Hoje o Brasil gasta em torno de R$ 90 bilhões - ou 1,4% do PIB - com as polícias. Já o custo social da violência - ou seja, soma das despesas do Estado para lidar com consequências da violência, como tratamentos em emergências e leitos hospitalares, seguros, segurança privada, entre outros - é superior 5%.

"A violência no Brasil tem um custo muito maior do que o próprio investimento público nas polícias", diz o especialista.

Para Lima, o problema no Brasil não seria um excesso de financiamento às polícias que poderia ser destinado a outras áreas, como apontado por defensores do "defund the police" nos EUA.

Na avaliação do professor, o governo brasileiro, ao contrário, ainda investe pouco - e mal - quando o assunto é policiamento.

"A polícia, quando bem supervisionada e controlada, com todos os defeitos, porque não existe polícia perfeita, tem muito mais capacidade de gerar confiança e empatia na medida em que se coloca ao lado da população na resolução de problemas, e não como parte deles", diz.

"O gasto em segurança no Brasil tem que ser melhorado. A segurança pública tem que ser política pública como outra qualquer", diz, citando como exemplos investimentos necessários em valorização profissional, mecanismos de transparência e controle e a definição de padrões para uso da força policial.

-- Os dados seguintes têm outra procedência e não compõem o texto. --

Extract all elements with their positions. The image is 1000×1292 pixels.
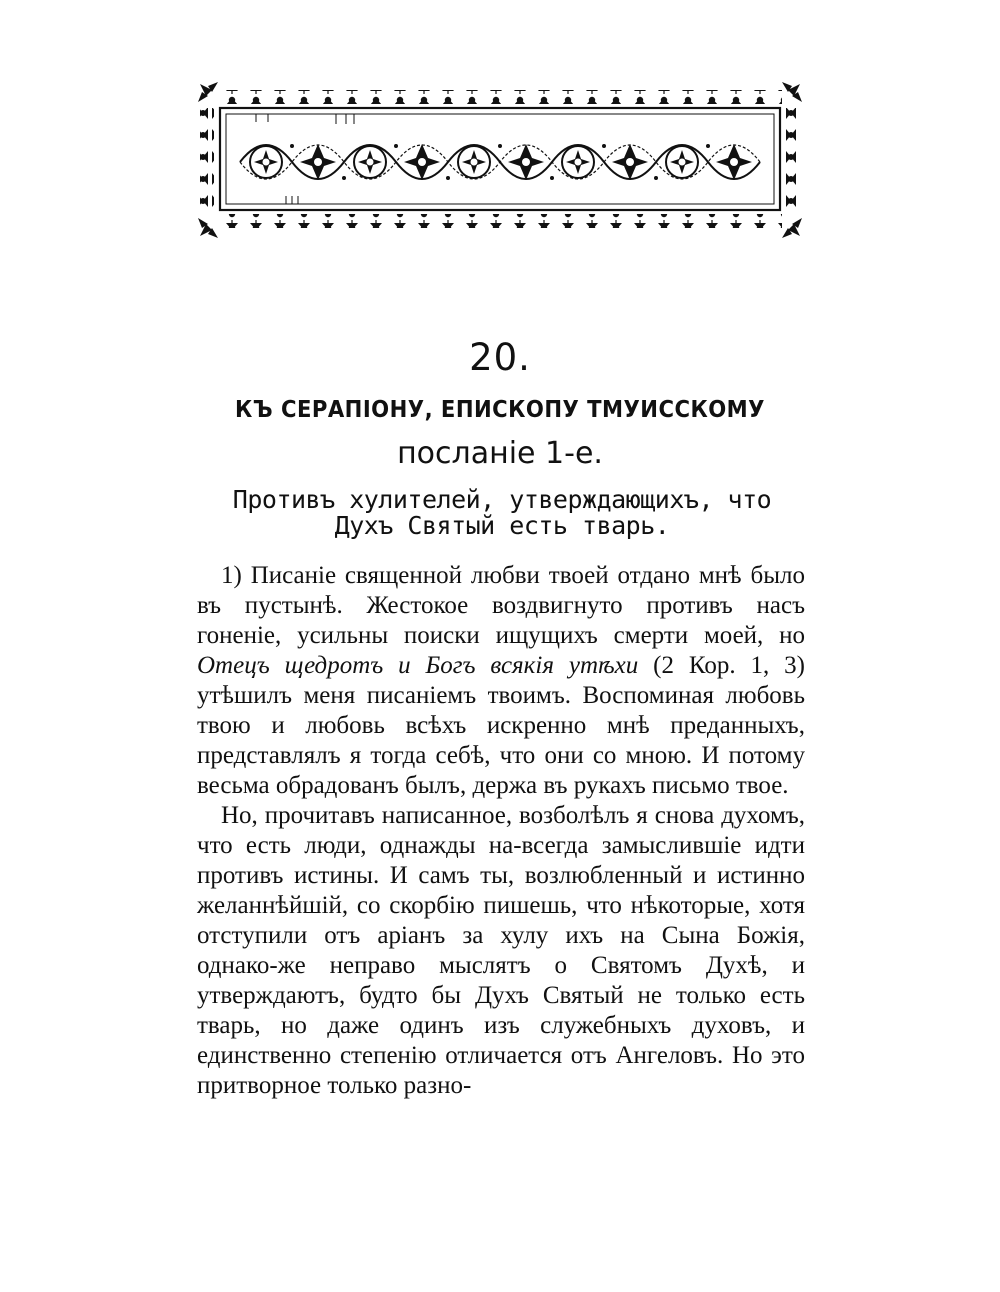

Lima aponta que as verbas destinadas à segurança pública no Brasil são essencialmente "consumidas em uma lógica da guerra às drogas".

"O recurso deveria ser investido na valorização do policial enquanto cidadão, porque no Brasil eles são privados de uma série de direitos. A ideia aqui, portanto, seria reorientar os investimentos para a contenção da violência por meio da confiança, e não pela ideia de a polícia como grande ponta de lança de guerra ao tráfico."